Have a Look Around Raaka, a New Chocolate Factory Open in Red Hook
All photos by Rob Christensen
We are, admittedly, suckers for behind-the-scenes tours, but Raaka (64 Seabring Street, Brooklyn; 855-255-3354), a bean-to-bar chocolatier that just opened a factory in Red Hook, really captured our imagination -- we have not stopped talking about chocolate since we traipsed around the facility last week. (Seriously -- just ask our friends, who just want to talk about the NFL's domestic violence scandals or the ebola crisis and instead are subjected to an unrelenting stream of consciousness about how chocolate is totally the next coffee.) So if you are at all interested in how things are made -- or if you want to eat some really good vegan chocolate -- you should head out to this place. It'll be worth your time.
Ryan Cheney, left, and Max Hodge
Raaka was founded by Ryan Cheney, who fell in love with chocolate during a yoga retreat, when he saw a presentation about aphrodisiac raw chocolates. Back in the States, he sampled his way through the raw chocolates he found in vegan shops, but found them lacking -- these crumbly specimens were not the complex treats he'd had abroad -- and he thought he could do better. He began experimenting in his own home, first using easy techniques that yielded mediocre results, and then grinding his own cacao beans -- no easy feat in a New York City apartment -- because it significantly enhanced the quality of the final product. He eventually brought on chocolate-maker Nate Hodge to help suss out the recipe, and the pair experimented relentlessly, converting Hodge's Bushwick bedroom into a space to make chocolate.

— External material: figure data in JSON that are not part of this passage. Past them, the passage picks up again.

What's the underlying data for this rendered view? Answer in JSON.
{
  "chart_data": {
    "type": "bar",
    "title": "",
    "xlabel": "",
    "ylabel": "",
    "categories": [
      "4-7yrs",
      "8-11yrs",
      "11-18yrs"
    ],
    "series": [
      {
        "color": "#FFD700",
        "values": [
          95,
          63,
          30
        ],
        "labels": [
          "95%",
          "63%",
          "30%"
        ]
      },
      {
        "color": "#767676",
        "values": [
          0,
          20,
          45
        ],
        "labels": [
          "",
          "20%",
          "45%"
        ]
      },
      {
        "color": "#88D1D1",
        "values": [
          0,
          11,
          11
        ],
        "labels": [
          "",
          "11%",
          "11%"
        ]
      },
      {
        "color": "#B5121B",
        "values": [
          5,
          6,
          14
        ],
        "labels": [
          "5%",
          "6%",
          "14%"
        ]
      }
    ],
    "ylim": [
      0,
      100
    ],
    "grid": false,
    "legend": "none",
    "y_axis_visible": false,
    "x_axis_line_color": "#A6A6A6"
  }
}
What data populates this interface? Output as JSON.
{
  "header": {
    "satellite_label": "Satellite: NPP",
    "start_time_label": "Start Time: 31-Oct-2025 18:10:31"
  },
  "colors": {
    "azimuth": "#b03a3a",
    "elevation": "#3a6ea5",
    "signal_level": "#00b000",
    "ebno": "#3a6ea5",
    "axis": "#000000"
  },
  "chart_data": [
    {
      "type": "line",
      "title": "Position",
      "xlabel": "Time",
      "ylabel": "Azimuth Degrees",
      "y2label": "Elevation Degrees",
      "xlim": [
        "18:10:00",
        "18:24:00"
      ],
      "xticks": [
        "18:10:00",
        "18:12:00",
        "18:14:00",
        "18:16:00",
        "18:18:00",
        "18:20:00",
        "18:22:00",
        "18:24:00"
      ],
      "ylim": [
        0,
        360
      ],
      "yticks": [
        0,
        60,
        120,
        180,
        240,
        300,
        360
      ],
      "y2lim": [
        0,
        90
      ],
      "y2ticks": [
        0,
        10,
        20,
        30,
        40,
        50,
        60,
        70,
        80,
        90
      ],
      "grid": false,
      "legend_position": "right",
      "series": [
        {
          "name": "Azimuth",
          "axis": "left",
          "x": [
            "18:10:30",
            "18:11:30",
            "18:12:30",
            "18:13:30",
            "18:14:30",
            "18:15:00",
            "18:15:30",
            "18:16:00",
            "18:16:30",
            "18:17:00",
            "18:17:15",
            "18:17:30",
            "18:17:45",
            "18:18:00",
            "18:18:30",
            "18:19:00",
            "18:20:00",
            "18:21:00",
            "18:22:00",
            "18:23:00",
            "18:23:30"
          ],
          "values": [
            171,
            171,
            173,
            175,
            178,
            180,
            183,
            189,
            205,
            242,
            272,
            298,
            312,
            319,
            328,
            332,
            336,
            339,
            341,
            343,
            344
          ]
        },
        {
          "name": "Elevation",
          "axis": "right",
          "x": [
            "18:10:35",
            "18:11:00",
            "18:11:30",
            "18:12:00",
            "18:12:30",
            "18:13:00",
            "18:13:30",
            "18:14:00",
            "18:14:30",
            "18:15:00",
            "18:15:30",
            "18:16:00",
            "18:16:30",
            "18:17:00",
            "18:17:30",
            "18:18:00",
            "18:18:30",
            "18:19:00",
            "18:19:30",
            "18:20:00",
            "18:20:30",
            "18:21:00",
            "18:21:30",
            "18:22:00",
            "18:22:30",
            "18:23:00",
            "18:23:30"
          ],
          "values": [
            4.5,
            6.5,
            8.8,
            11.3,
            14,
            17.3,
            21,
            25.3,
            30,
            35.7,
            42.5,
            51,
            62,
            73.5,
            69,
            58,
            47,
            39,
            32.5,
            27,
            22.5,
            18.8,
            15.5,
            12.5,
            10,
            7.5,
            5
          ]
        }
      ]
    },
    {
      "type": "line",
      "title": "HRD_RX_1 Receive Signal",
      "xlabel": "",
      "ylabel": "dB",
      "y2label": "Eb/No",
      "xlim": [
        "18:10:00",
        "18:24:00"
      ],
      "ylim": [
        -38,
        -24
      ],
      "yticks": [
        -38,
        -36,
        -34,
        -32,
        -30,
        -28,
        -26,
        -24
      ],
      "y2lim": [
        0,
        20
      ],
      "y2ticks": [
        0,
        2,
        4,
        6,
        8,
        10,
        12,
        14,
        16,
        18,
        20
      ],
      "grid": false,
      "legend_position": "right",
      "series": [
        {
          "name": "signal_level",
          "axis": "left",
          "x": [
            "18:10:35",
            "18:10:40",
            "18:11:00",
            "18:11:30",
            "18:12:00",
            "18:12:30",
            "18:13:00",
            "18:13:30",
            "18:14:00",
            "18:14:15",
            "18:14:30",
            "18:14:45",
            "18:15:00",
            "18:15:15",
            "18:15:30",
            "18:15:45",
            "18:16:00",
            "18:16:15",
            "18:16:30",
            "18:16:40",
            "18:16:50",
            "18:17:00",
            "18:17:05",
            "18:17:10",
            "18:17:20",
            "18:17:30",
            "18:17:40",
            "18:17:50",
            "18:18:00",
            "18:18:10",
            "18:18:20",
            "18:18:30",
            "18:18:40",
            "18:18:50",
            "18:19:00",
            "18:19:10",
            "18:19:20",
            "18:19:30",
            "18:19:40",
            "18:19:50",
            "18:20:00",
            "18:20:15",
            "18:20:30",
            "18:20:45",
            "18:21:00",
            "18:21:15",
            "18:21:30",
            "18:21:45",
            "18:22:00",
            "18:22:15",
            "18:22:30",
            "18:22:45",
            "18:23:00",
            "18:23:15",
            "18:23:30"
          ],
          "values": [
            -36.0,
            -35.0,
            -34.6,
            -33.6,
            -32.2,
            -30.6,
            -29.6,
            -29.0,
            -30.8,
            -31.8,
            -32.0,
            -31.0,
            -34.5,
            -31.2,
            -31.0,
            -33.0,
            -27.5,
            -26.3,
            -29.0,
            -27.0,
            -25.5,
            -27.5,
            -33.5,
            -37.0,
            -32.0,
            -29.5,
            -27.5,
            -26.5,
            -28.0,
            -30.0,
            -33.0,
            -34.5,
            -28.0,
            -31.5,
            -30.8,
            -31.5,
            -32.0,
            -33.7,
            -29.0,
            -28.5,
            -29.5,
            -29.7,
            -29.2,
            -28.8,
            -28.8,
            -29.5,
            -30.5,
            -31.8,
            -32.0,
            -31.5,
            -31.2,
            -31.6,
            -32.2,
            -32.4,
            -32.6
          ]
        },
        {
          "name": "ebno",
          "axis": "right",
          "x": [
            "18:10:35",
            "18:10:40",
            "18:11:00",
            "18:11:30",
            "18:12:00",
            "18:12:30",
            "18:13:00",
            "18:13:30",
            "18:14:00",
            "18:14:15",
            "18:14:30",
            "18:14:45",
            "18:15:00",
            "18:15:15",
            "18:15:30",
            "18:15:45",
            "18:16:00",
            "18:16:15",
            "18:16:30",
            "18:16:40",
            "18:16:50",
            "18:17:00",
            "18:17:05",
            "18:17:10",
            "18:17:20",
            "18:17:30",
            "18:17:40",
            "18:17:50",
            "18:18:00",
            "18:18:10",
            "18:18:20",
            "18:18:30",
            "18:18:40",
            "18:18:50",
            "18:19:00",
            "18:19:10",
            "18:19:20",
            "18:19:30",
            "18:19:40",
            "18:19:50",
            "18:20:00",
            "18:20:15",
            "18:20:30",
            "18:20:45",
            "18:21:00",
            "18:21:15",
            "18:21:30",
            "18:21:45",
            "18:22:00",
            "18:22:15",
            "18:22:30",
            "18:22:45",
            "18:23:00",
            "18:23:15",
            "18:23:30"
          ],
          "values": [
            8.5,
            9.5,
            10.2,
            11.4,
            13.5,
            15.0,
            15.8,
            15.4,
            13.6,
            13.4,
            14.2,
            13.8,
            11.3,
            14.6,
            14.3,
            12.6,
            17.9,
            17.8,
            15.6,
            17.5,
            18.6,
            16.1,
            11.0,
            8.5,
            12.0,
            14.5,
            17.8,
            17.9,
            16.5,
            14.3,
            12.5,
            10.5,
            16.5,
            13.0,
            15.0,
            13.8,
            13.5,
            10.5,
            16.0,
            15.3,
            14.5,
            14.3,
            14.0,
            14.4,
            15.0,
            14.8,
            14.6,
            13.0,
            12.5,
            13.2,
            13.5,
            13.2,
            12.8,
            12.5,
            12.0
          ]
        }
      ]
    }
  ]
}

Cheney and Hodge make bean-to-bar chocolate, which means they skip roasting the beans, a step that often comes after the cacao is picked and left to ferment. As with coffee, roasting lends its own flavor to chocolate, and the darker the roast, the less you can taste of a bean's nuances. Without roasting, picking a solid supplier becomes infinitely more important, because suppliers handle fermentation, too -- and that's where all the flavor of an unroasted bean comes from. Hodge says the future of chocolate is likely headed toward having control over this part of the process, but for now, makers trust their farms.
And consistency in flavor profile is not the only reason big producers like to roast -- cacao beans have to be winnowed (or shelled from their pods) before they're ground; roasting first makes that easier, because the heat puffs the shell off.
Once the beans are winnowed, they go into special grinders; cocoa is tough, so it takes three days of constant grinding to get them smooth enough to pour into bars. Raaka adds minimal additional ingredients to that grind, though -- just some turbinado sugar and, perhaps, some coconut milk, if it's producing its version of milk chocolate (Raaka bars are vegan). And the mixture smooths out because of chocolate's fat content -- that's just cocoa butter lending moisture.
The chocolate is then poured into molds, accoutered, and quickly set before it's wrapped.
It's a fairly straightforward process, but Cheney and Hodge also experiment with a number of natural ways to flavor their bars, the most unique of which is pouring beans into a bourbon barrel before grinding so that they take on some of the flavors of whiskey. Hodge got the idea when he realized beans were picking up some unsavory scents in his apartment that were coming across in the flavor profile of the final product.
The guys often release their experimental bars as part of their subscription service (wherein subscribers get three bars of chocolate per month), and particularly popular flavors may eventually make it onto store shelves.
Your tour at Raaka will include a rundown of this process, full of visual aids and tastings. But you'll also get a wealth of insight into the chocolate industry at large, including a discussion of cocoa farming practices, information on the delicious cocoa pulp that surrounds the pods, and helpful hints for making chocolate at home.
And if you'd like to learn to do the latter, you can sign up for one of Raaka's three-hour classes, where you'll make your own bars, from grind to set, under Hodge's watchful eye.
Tours are $10, and classes are $55. You can book your trip to Raaka on the chocolate-maker's website.